Through Treesh’s organization alone, less fortunate Indianans have received 500,000 pounds of venison. And at four meals a pound that’s roughly 2 million meals.

This fantastic number helps feed the nearly 850,000 Indiana citizens unable to afford meat. More than 25% of those struggling with hunger in the state are children. These numbers come pre-pandemic, too, and are likely far higher in 2022.

“There are a lot of people unemployed and COVID has hurt a lot of folks,” adds Gene Kuntz, head of Hunters for the Hungry out of the Dubois County Sportsmen’s Club that works in tandem with Treesh’s HFH. Instead, “They are focused on keeping the lights on,” he says.

Right now, the cheapest meat available in Indiana is ground beef at $6.99 a pound. “That’s expensive,” Treesh offers. “I can see why people can’t afford to get meat.”

The Goal: Educate New Indiana Hunters and Anglers on How to Donate Extra Meat

But the pandemic has also brought record numbers of people back to the outdoors. Indiana is seeing record fishing and hunting license sales. For Capt. Quillen, this creates a bountiful base to help those in need.
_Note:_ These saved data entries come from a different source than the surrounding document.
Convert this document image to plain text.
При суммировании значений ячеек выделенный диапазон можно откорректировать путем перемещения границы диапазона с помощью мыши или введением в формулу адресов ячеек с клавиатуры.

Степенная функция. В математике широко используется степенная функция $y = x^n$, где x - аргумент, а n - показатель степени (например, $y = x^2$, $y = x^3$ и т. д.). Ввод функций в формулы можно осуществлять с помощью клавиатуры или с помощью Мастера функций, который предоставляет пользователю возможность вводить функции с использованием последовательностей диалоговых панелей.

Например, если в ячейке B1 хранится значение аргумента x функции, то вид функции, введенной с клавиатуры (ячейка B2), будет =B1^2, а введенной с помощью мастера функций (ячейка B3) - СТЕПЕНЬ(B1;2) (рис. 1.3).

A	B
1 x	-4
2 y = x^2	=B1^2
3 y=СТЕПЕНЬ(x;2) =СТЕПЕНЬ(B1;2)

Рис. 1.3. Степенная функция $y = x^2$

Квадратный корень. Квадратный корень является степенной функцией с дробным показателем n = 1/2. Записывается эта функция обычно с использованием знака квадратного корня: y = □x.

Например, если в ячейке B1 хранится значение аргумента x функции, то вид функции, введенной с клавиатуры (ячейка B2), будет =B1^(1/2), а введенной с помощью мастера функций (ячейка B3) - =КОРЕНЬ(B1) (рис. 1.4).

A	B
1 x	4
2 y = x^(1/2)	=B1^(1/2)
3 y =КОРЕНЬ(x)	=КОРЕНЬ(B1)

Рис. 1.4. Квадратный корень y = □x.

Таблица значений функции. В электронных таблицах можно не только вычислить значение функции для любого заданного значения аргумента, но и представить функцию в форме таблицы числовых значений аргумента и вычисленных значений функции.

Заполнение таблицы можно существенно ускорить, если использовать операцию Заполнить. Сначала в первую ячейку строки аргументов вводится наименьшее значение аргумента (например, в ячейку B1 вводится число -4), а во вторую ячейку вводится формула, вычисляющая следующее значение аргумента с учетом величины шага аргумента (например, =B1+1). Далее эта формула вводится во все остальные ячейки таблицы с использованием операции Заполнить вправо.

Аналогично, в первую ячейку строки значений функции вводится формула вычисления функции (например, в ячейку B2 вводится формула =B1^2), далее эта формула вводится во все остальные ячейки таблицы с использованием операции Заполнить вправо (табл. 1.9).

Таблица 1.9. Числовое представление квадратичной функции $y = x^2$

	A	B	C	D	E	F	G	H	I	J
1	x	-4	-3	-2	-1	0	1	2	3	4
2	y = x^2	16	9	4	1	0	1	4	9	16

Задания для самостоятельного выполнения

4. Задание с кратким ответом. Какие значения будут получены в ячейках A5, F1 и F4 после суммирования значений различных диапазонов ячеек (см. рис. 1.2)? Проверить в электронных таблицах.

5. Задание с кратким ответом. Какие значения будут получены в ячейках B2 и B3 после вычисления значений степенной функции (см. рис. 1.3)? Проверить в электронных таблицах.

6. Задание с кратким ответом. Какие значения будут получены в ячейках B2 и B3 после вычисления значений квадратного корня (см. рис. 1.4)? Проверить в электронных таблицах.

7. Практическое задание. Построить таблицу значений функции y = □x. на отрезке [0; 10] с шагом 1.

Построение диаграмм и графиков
“There are a lot of new hunters and fishermen, and we need to educate those new folks and let them know this program is available,” he says. “We’re the law enforcement division of DNR and want to serve our public and the citizens of Indiana, and this is just another way to give back. It truly is a partnership between all of us, which is with one goal to donate back to those who need it.”

To donate, Debra Treesh recommends that hunters with venison to spare first contact approved meat processors. Processors and butchers must be food-safe certified with the Board of Animal Health and DNR to qualify.

“I’m a deer hunter myself and a lot of hunters would like to go out and harvest more deer but they can only eat one and then they’re done,” Kuntz adds. “But now we have a program where hunters can go out and take another deer or two and donate it to feed the hungry.”

Certified butchers process deer meat into ground venison; the most versatile product for family meals. Then, processors contact Indiana food banks to notify them of meat availability. Treesh and Kuntz’s organizations will then cover the cost of processing, which is typically $100-$150.

“When you consider everything we’ve done, t’s a testament to what we’re doing and also the fact that the need is still there,” Kuntz concludes.